Et je me suis laissé dire, qu'arrivés à Montréal, ayant plus de six heures à attendre la correspondance pour les Iles de la Madeleine, ils se seraient alors vengés des brimades qu'ils avaient subies, n'ayant pas réussi à emporter une sculpture inuite dite de ce nom, mais s'apprêtant à repartir avec seulement quelques "petits souvenirs".
Aussi, après avoir mis tout ce qu'ils pouvaient à la consigne de l'aéroport, mais emportant avec eux leur valises de cabine contenant toutes leurs boîtes à images, habillés de façon loufoque afin d'éviter le surpoids dans les valises de soute (grosses chaussures de marche, pull-over et blouson noués à la ceinture, sac à dos), ils auraient hélé un taxi pour les emmener à la Galerie LE CHARIOT Art Inuit - 446, place Jacques Cartier, Montréal, Québec, H2Y 3B3, une des plus grandes, sinon la plus importante galerie d'art Inuit de toute l'Amérique du Nord.
Quelle dégaine avaient-ils, et tout d'un coup quel sentiment presque de peur pour ce couple qui tenait cette galerie, obligeant ces Français à déposer leurs valises, leurs sacs à dos et leurs vêtements derrière les comptoirs, tout en essayant de comprendre ce qu'ils venaient faire là.
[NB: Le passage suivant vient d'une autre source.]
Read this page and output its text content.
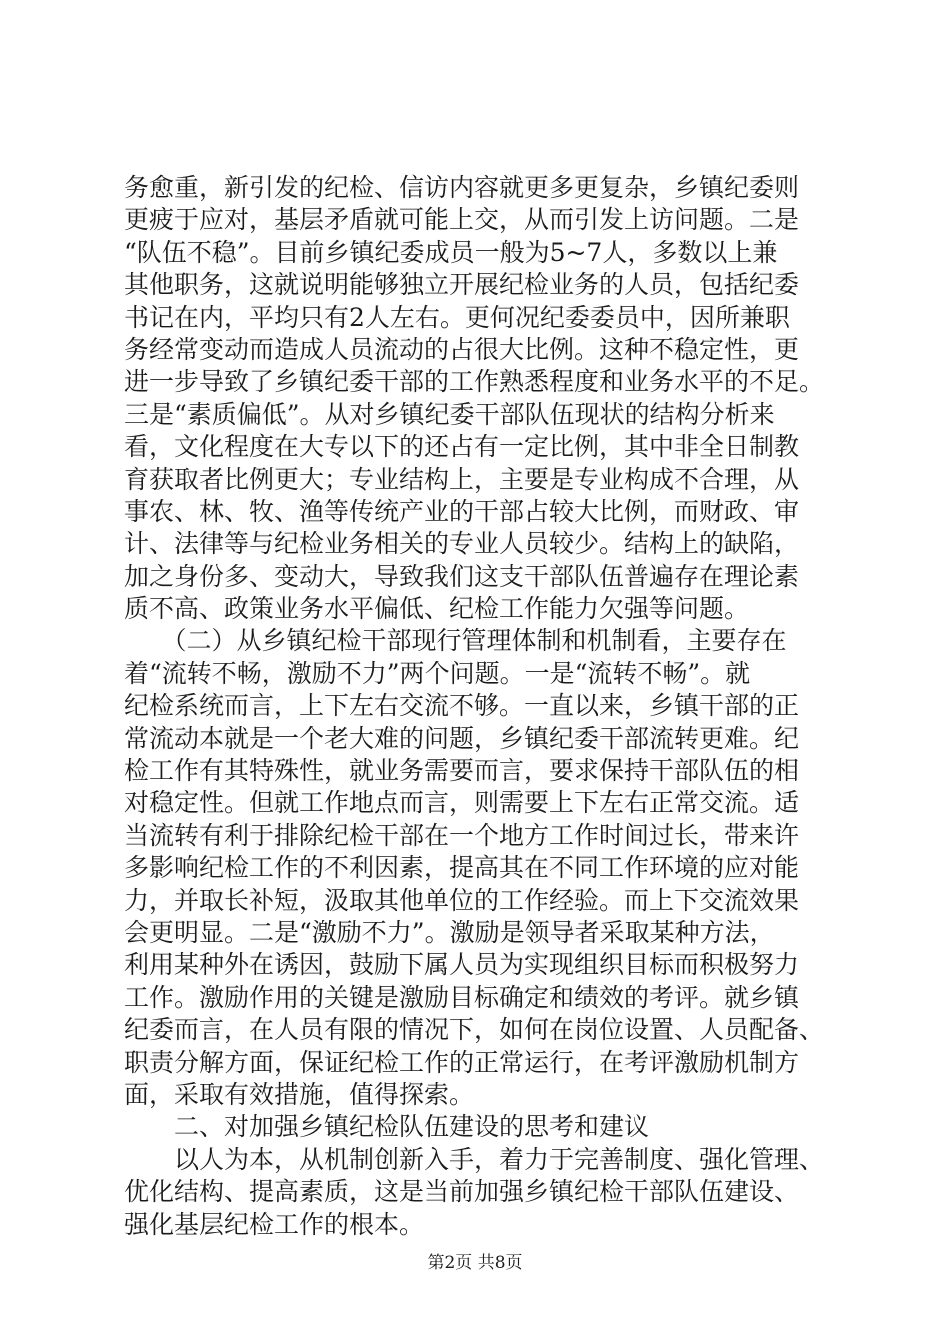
务愈重，新引发的纪检、信访内容就更多更复杂，乡镇纪委则
更疲于应对，基层矛盾就可能上交，从而引发上访问题。二是
“队伍不稳”。目前乡镇纪委成员一般为5~7人，多数以上兼
其他职务，这就说明能够独立开展纪检业务的人员，包括纪委
书记在内，平均只有2人左右。更何况纪委委员中，因所兼职
务经常变动而造成人员流动的占很大比例。这种不稳定性，更
进一步导致了乡镇纪委干部的工作熟悉程度和业务水平的不足。
三是“素质偏低”。从对乡镇纪委干部队伍现状的结构分析来
看，文化程度在大专以下的还占有一定比例，其中非全日制教
育获取者比例更大；专业结构上，主要是专业构成不合理，从
事农、林、牧、渔等传统产业的干部占较大比例，而财政、审
计、法律等与纪检业务相关的专业人员较少。结构上的缺陷，
加之身份多、变动大，导致我们这支干部队伍普遍存在理论素
质不高、政策业务水平偏低、纪检工作能力欠强等问题。
　　（二）从乡镇纪检干部现行管理体制和机制看，主要存在
着“流转不畅，激励不力”两个问题。一是“流转不畅”。就
纪检系统而言，上下左右交流不够。一直以来，乡镇干部的正
常流动本就是一个老大难的问题，乡镇纪委干部流转更难。纪
检工作有其特殊性，就业务需要而言，要求保持干部队伍的相
对稳定性。但就工作地点而言，则需要上下左右正常交流。适
当流转有利于排除纪检干部在一个地方工作时间过长，带来许
多影响纪检工作的不利因素，提高其在不同工作环境的应对能
力，并取长补短，汲取其他单位的工作经验。而上下交流效果
会更明显。二是“激励不力”。激励是领导者采取某种方法，
利用某种外在诱因，鼓励下属人员为实现组织目标而积极努力
工作。激励作用的关键是激励目标确定和绩效的考评。就乡镇
纪委而言，在人员有限的情况下，如何在岗位设置、人员配备、
职责分解方面，保证纪检工作的正常运行，在考评激励机制方
面，采取有效措施，值得探索。
　　二、对加强乡镇纪检队伍建设的思考和建议
　　以人为本，从机制创新入手，着力于完善制度、强化管理、
优化结构、提高素质，这是当前加强乡镇纪检干部队伍建设、
强化基层纪检工作的根本。
第2页 共8页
Il aura fallu un bon quart d'heure pour que la glace fonde, après avoir expliqué qu'ils arrivaient de Churchill, ayant terminé une "Odyssée Arctique" à mon bord, le Lyubov Orlova, dans la Baie d'Hudson, et qu'ils partaient ensuite une semaine aux Iles de la Madleine, puis à l'Ile de Bonnaventure pour y voir la plus grande colonie au monde de fous de Bassan !
Au bout de deux heures, achat de deux magnifiques pièces, d'une trentaine de centimètres chacune : un ours dansant, et un Inuit jouant du tambour, sculptures livrées deux mois après dans le même style de caisse que celle entrevue à mon bord, le lendemain de la mise aux enchères.